Classifications of the Patients
To test the influence of LVOT flow velocity and LV morphology on the accuracy of measuring the EOA, we divided the patients by the median value of LVOT flow velocity and the presence or absence of USH and compared the differences in EOACont to aortic valve area-related variables between the groups.
Statistical Analysis
Continuous variables are expressed as mean ± standard deviation and compared by paired or unpaired t test.
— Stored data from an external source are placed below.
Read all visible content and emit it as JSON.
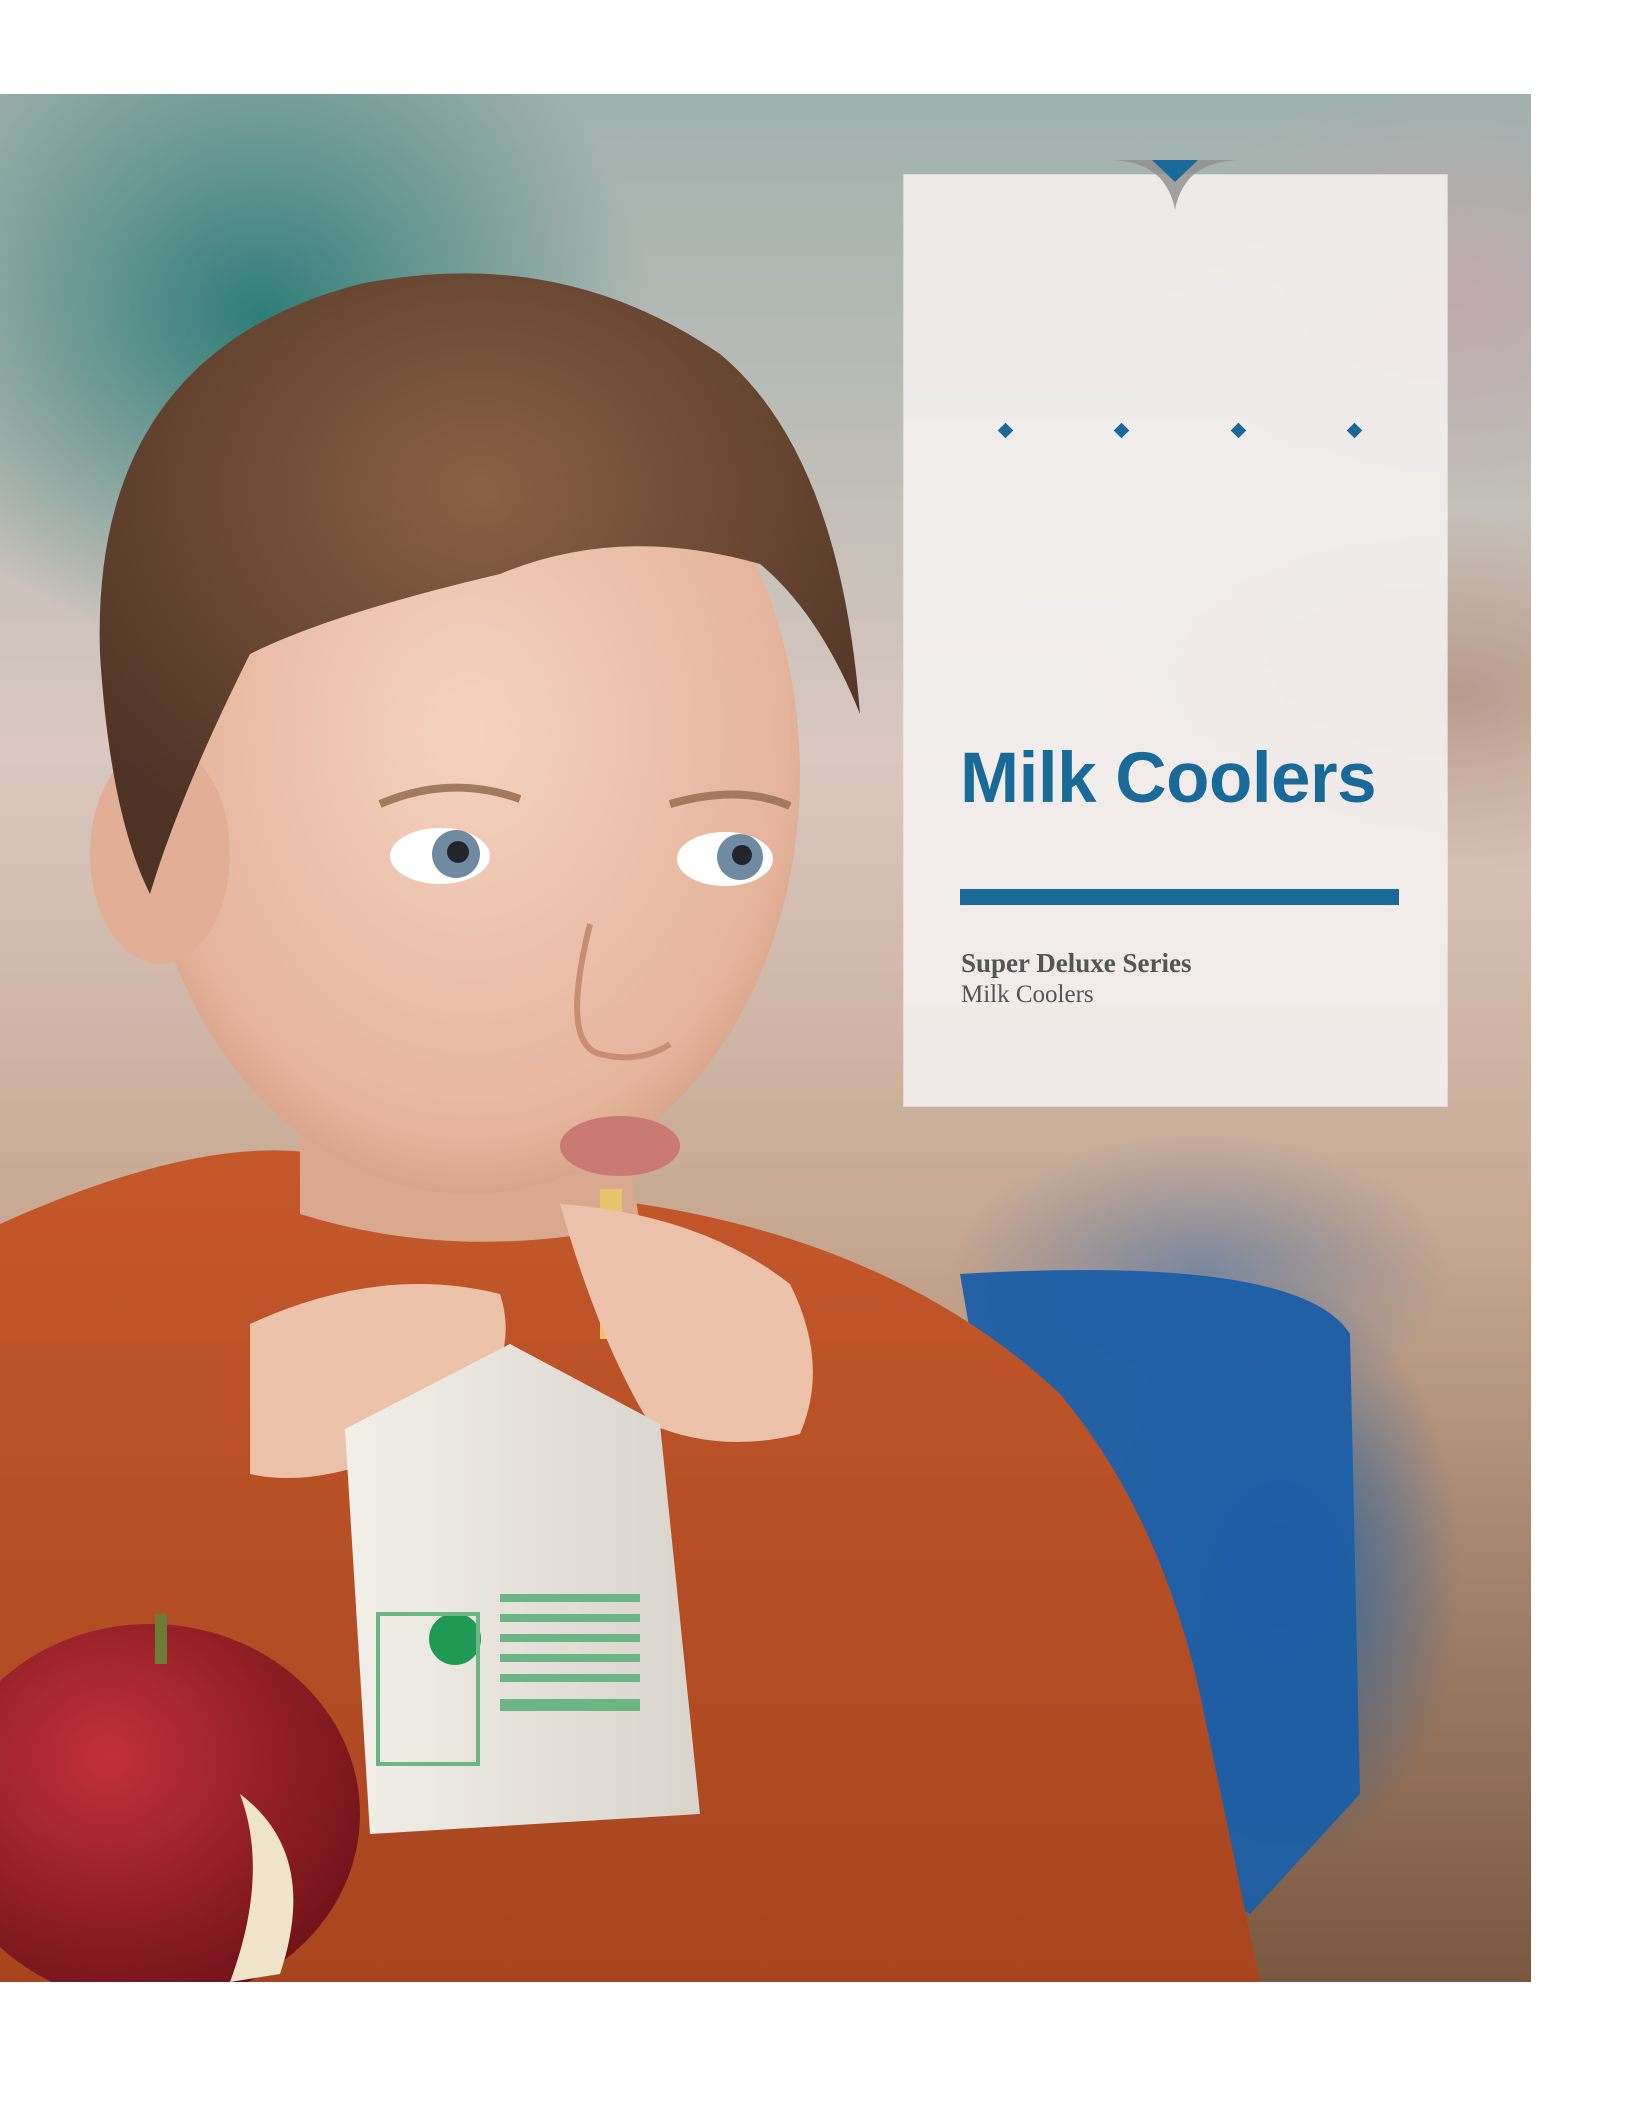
{
  "cover": {
    "title": "Milk Coolers",
    "series": "Super Deluxe Series",
    "subtitle": "Milk Coolers"
  },
  "colors": {
    "accent": "#1a6a99",
    "text_gray": "#555555",
    "card": "#f4f1f0"
  },
  "photo": {
    "subject": "boy drinking from milk carton with an apple"
  }
}
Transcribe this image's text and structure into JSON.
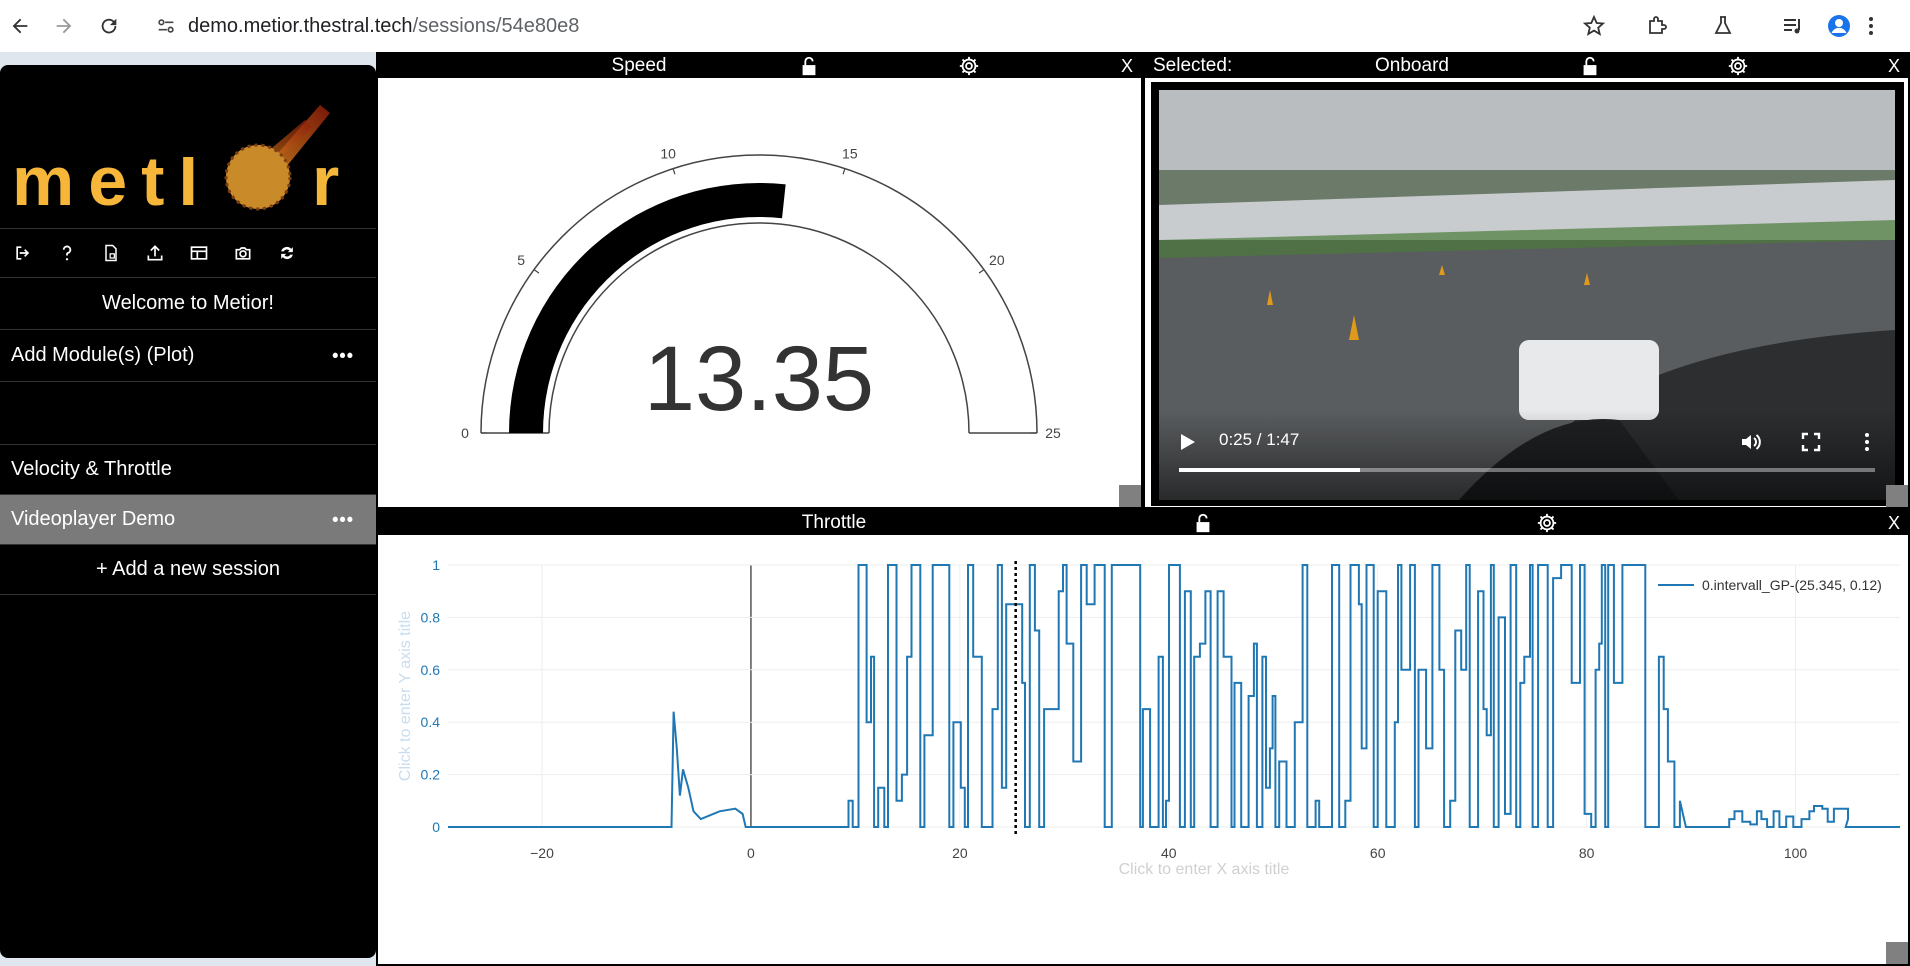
{
  "browser": {
    "url_host": "demo.metior.thestral.tech",
    "url_path": "/sessions/54e80e8"
  },
  "sidebar": {
    "logo_text": "meti r",
    "welcome": "Welcome to Metior!",
    "add_module": "Add Module(s) (Plot)",
    "sessions": [
      {
        "label": "Velocity & Throttle"
      },
      {
        "label": "Videoplayer Demo"
      }
    ],
    "add_session": "+ Add a new session",
    "tools": [
      "logout-icon",
      "help-icon",
      "file-icon",
      "upload-icon",
      "layout-icon",
      "camera-icon",
      "sync-icon"
    ]
  },
  "speed_panel": {
    "title": "Speed",
    "value": "13.35",
    "gauge": {
      "min": 0,
      "max": 25,
      "current": 13.35,
      "ticks": [
        0,
        5,
        10,
        15,
        20,
        25
      ]
    }
  },
  "video_panel": {
    "selected_label": "Selected:",
    "title": "Onboard",
    "time": "0:25 / 1:47",
    "progress": 0.26
  },
  "throttle_panel": {
    "title": "Throttle",
    "x_axis_placeholder": "Click to enter X axis title",
    "y_axis_placeholder": "Click to enter Y axis title",
    "legend": "0.intervall_GP-(25.345, 0.12)"
  },
  "chart_data": {
    "type": "line",
    "series": [
      {
        "name": "0.intervall_GP-(25.345, 0.12)"
      }
    ],
    "x_ticks": [
      "−20",
      "0",
      "20",
      "40",
      "60",
      "80",
      "100"
    ],
    "y_ticks": [
      "0",
      "0.2",
      "0.4",
      "0.6",
      "0.8",
      "1"
    ],
    "xlim": [
      -29,
      110
    ],
    "ylim": [
      0,
      1
    ],
    "cursor_x": 25.345,
    "line_color": "#1f77b4"
  }
}
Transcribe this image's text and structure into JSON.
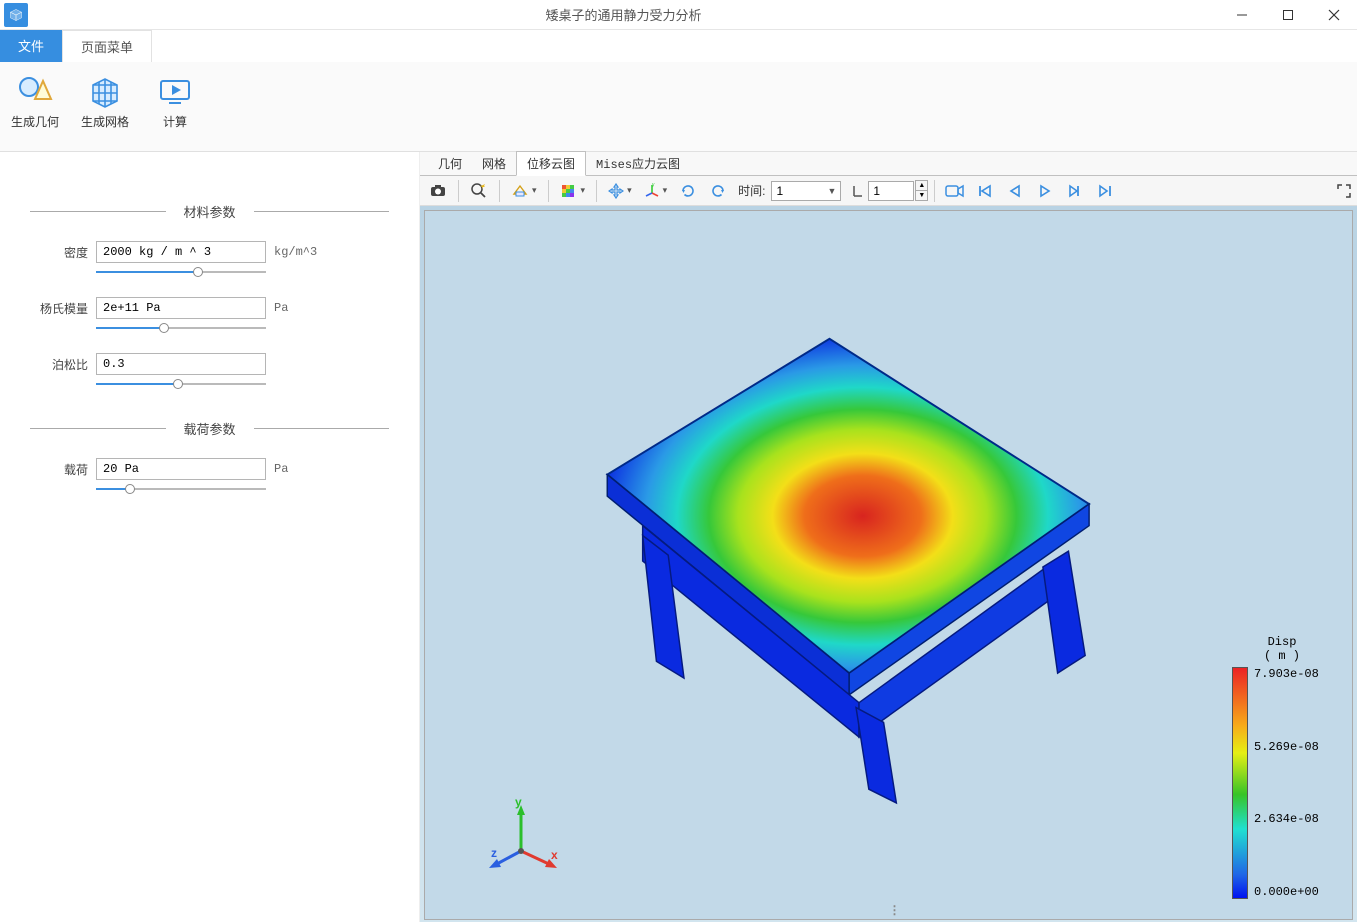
{
  "window": {
    "title": "矮桌子的通用静力受力分析"
  },
  "menu": {
    "file": "文件",
    "page": "页面菜单"
  },
  "ribbon": {
    "geom": "生成几何",
    "mesh": "生成网格",
    "compute": "计算"
  },
  "panel": {
    "materials_header": "材料参数",
    "loads_header": "载荷参数",
    "density": {
      "label": "密度",
      "value": "2000 kg / m ^ 3",
      "unit": "kg/m^3",
      "pct": 60
    },
    "youngs": {
      "label": "杨氏模量",
      "value": "2e+11 Pa",
      "unit": "Pa",
      "pct": 40
    },
    "poisson": {
      "label": "泊松比",
      "value": "0.3",
      "unit": "",
      "pct": 48
    },
    "load": {
      "label": "载荷",
      "value": "20 Pa",
      "unit": "Pa",
      "pct": 20
    }
  },
  "viewtabs": {
    "geom": "几何",
    "mesh": "网格",
    "disp": "位移云图",
    "mises": "Mises应力云图",
    "active": "disp"
  },
  "toolbar": {
    "time_label": "时间:",
    "time_value": "1",
    "frame_value": "1"
  },
  "legend": {
    "title1": "Disp",
    "title2": "( m )",
    "ticks": [
      "7.903e-08",
      "5.269e-08",
      "2.634e-08",
      "0.000e+00"
    ]
  },
  "colors": {
    "accent": "#368ee0"
  }
}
Categorical data are presented as number (percentage). Agreements between aortic valve areas assessed using different methods were evaluated using Pearson’s correlation coefficient and Bland-Altman plot analysis. The Bland-Altman procedure for comparing two methods was also used to determine the bias (95% confidential interval: CI). A two-sided P value <0.05 was considered statistically significant. All statistical analyses were performed using JMP version 14.0 (SAS Institute Inc., Cary, North Carolina).